My final point is another one about integration. Very often, it is hard to break the ice with one’s peers – or even find out who they are – until you’ve seen them present a paper, or they’ve seen you. Before then, it can be hard to find common ground, and this is when feelings of isolation, petulance and despair set in. If it’s a four-day conference, and your presentation isn’t until the late afternoon session of day three, that means you have more than two days of feeling a bit out of things (unless you have friends or colleagues or friends-of-colleagues around) before suddenly (hopefully) becoming the toast of the town at 4.22pm of the penultimate day of the event. This means that on Day 4, one wants to make up for lost time by skipping panels in favour of lengthy conferring in stairwells or near some hitherto concealed supply of small cakes and a tea urn. Frivolity is fun, after all.
So, after all this airy persiflage, what are my recommendation, for what they’re worth?
1. Go to lots of conferences, even if you’re not presenting. Listening, as Laurence Raw points out, is very important. Seek out departmental conferences of other departments in one’s own university, for example, as they’re often free.
2. If it’s a larger conference with ‘working groups’ that meet daily, getting into one of these groups is good, because you see the same people every day and can build rapport without foully overt networking.
3. Look outside your discipline.
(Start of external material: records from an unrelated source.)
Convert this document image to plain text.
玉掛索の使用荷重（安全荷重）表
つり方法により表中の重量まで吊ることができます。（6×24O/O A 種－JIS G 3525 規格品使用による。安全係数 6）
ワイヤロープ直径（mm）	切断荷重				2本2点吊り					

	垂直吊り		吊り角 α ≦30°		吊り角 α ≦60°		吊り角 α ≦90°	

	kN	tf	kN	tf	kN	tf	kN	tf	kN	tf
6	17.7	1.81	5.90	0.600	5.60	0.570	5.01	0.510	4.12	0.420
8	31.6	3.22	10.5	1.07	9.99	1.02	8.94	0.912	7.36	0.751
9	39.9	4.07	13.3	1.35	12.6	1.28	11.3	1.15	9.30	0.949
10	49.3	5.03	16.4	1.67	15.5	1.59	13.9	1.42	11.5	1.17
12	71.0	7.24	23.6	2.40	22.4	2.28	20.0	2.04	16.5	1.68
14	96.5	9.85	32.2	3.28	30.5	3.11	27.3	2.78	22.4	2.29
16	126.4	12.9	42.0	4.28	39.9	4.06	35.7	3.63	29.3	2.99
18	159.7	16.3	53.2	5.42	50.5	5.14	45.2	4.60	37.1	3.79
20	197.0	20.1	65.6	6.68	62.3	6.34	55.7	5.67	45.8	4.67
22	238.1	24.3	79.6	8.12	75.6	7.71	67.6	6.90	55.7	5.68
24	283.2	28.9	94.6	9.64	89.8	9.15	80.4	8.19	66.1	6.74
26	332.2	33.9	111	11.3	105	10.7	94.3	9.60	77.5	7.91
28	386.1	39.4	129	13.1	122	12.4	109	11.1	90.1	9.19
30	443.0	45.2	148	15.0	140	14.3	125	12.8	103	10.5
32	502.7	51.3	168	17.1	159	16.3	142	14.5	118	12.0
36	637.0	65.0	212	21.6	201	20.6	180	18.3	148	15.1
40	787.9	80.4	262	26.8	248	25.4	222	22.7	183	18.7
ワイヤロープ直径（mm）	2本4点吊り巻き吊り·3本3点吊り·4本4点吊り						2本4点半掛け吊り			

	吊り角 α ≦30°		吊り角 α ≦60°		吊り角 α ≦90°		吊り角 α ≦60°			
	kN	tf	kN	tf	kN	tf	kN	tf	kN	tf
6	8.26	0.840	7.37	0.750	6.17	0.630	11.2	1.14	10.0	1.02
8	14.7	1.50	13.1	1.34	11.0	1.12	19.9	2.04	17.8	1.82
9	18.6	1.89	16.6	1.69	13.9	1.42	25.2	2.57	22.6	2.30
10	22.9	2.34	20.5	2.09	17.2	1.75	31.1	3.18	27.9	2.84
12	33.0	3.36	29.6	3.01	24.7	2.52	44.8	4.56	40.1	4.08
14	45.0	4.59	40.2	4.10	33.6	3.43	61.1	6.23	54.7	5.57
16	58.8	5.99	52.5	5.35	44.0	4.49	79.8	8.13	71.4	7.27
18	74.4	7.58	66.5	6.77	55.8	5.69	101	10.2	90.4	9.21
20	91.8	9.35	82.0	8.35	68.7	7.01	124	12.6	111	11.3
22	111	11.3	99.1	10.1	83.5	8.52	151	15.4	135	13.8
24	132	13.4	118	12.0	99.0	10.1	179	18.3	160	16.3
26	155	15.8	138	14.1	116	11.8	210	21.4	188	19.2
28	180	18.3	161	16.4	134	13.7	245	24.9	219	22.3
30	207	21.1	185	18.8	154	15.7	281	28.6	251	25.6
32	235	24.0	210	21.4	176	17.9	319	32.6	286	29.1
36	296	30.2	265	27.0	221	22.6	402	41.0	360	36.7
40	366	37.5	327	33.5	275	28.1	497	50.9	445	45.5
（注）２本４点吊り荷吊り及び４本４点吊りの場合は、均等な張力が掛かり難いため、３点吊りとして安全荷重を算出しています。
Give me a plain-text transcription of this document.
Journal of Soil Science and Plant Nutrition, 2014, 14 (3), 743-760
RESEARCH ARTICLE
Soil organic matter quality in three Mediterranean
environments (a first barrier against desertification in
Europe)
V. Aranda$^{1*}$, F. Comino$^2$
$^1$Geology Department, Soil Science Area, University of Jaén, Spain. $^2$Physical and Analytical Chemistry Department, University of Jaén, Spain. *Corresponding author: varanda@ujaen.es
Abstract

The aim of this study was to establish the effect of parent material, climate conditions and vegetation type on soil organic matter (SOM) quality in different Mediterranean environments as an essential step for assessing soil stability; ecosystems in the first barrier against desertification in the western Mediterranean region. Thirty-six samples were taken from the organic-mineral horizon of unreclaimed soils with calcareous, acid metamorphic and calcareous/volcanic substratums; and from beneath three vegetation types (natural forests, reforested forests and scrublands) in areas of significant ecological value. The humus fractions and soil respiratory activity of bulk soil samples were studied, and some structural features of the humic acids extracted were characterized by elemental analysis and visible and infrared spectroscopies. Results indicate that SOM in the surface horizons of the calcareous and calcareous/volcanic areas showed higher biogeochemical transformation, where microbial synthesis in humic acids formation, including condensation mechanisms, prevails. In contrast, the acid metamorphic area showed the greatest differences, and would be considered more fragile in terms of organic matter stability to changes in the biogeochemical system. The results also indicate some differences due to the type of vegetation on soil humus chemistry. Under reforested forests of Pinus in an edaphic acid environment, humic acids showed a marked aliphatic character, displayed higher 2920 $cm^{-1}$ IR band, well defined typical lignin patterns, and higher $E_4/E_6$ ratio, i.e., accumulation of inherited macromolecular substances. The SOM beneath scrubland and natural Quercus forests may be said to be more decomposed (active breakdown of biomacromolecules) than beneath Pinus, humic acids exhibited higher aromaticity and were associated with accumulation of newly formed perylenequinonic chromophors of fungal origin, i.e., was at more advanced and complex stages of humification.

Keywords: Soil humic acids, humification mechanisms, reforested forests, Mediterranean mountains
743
Lots of good ideas lurk in the mysterious waters of other disciplines. Furthermore, the competitive vibe that can affect groups of people all working on the area (whether it’s Shakespeare, the music criticism of Mr Chorley, or the significance of the occasional table in the stories of Christopher Isherwood) is obviously diluted in a larger disciplinary puddle.
4. At a long event, stay the course, and take a good (and preferably very learned-looking) book for tea breaks if you don’t know people. That way you won’t feel like a wallflower, and possibly the learned-looking tome will become a conversation piece. Then, hey presto, social contact will ensue, but hopefully not with some dirge-like character who will cling to you like a limpet. As Zadie Smith so wisely puts it in NW, the last thing a drowning person wants is another drowning person clinging to them. Cruel, but true.
5. Take notes during papers, and also at other times. Some of them may prove useful. You could revolutionise the campus novel using the garnered material, and out-Lodge Lodge.
6. At some point, a person who becomes your bosom friend during lunch will then blank you at morning tea on the following day. Extract all the amusement you can from this scenario, and put the ingrate in your novel.